Brasil
STF retoma depoimentos sobre fraudes no Banco Master nesta segunda
Oitivas ocorrem em dois dias e aprofundam tensão entre o ministro Dias Toffoli e a Polícia Federal

Foto: Rovena Rosa/Agência Brasil
O STF (Supremo Tribunal Federal) retoma nesta segunda-feira (26) os depoimentos do inquérito que investiga fraudes no Banco Master. As oitivas seguem até terça-feira (27), conforme autorização do ministro relator Dias Toffoli. Ao todo, oito executivos serão ouvidos, parte presencialmente no STF e parte por videoconferência, incluindo sócios do Banco Master, executivos do BRB e um diretor de empresa ligada ao esquema.

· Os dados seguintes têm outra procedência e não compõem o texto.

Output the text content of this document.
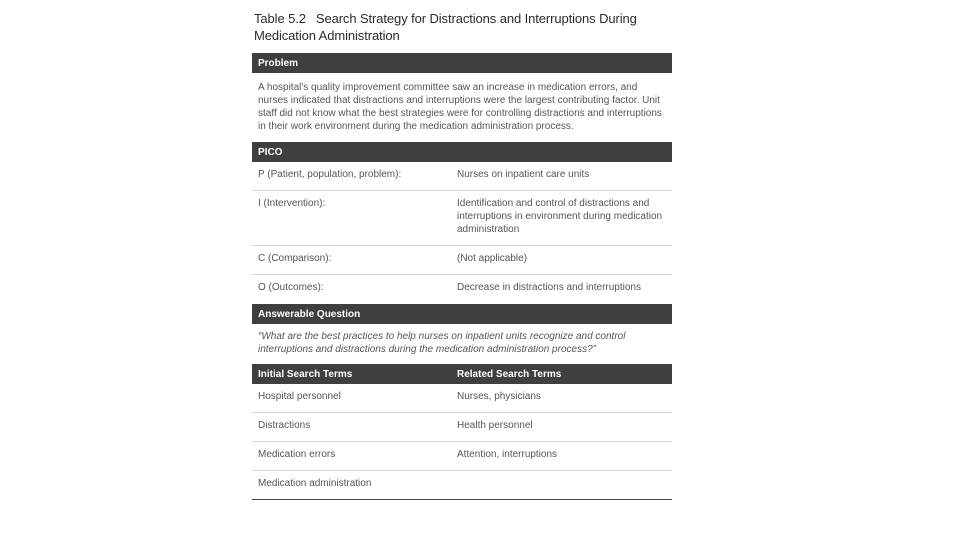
Table 5.2 Search Strategy for Distractions and Interruptions During
Medication Administration
Problem
A hospital's quality improvement committee saw an increase in medication errors, and nurses indicated that distractions and interruptions were the largest contributing factor. Unit staff did not know what the best strategies were for controlling distractions and interruptions in their work environment during the medication administration process.
PICO
P (Patient, population, problem):	Nurses on inpatient care units
I (Intervention):	Identification and control of distractions and interruptions in environment during medication administration
C (Comparison):	(Not applicable)
O (Outcomes):	Decrease in distractions and interruptions
Answerable Question
“What are the best practices to help nurses on inpatient units recognize and control interruptions and distractions during the medication administration process?”
Initial Search Terms	Related Search Terms
Hospital personnel	Nurses, physicians
Distractions	Health personnel
Medication errors	Attention, interruptions
Medication administration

No dia 26 de janeiro, prestam depoimento por videoconferência Dário Oswaldo Garcia Junior, diretor financeiro do BRB; André Felipe de Oliveira Seixas Maia, diretor de empresa investigada; Henrique Souza e Silva Peretto, empresário; e Alberto Felix de Oliveira, superintendente-executivo de tesouraria do Banco Master. Em 27 de janeiro, serão ouvidos Robério Cesar Bonfim Mangueira, superintendente de operações financeiras do BRB (presencial); Luiz Antonio Bull, diretor de riscos, compliance, RH e tecnologia do Banco Master (presencial); Angelo Antonio Ribeiro da Silva, sócio do Banco Master (videoconferência); e Augusto Ferreira Lima, ex-sócio do banco (presencial).
Os depoimentos serão colhidos em apenas dois dias após Toffoli reduzir o prazo solicitado pela Polícia Federal, decisão que gerou novo desgaste na relação institucional com a corporação. O ministro tem demonstrado desconfiança quanto à atuação da PF na investigação. A perícia do material apreendido na fase mais recente da Operação Compliance Zero será feita pela PGR, com acompanhamento de quatro peritos da PF escolhidos diretamente por Toffoli.
As oitivas integram a investigação da Polícia Federal, que tem prazo de 60 dias para apresentar relatório com provas e eventuais indiciamentos, caso não haja pedido de adiamento. Conforme revelou a CNN, Toffoli avalia devolver o caso à primeira instância, onde tramitava até o fim do ano passado, já que chegou ao STF por envolver supostamente um deputado com foro privilegiado. Desde dezembro, decisões do ministro têm causado incômodo na PF e entre integrantes do próprio STF, que discutem nos bastidores formas de evitar novos desgastes à imagem da Corte.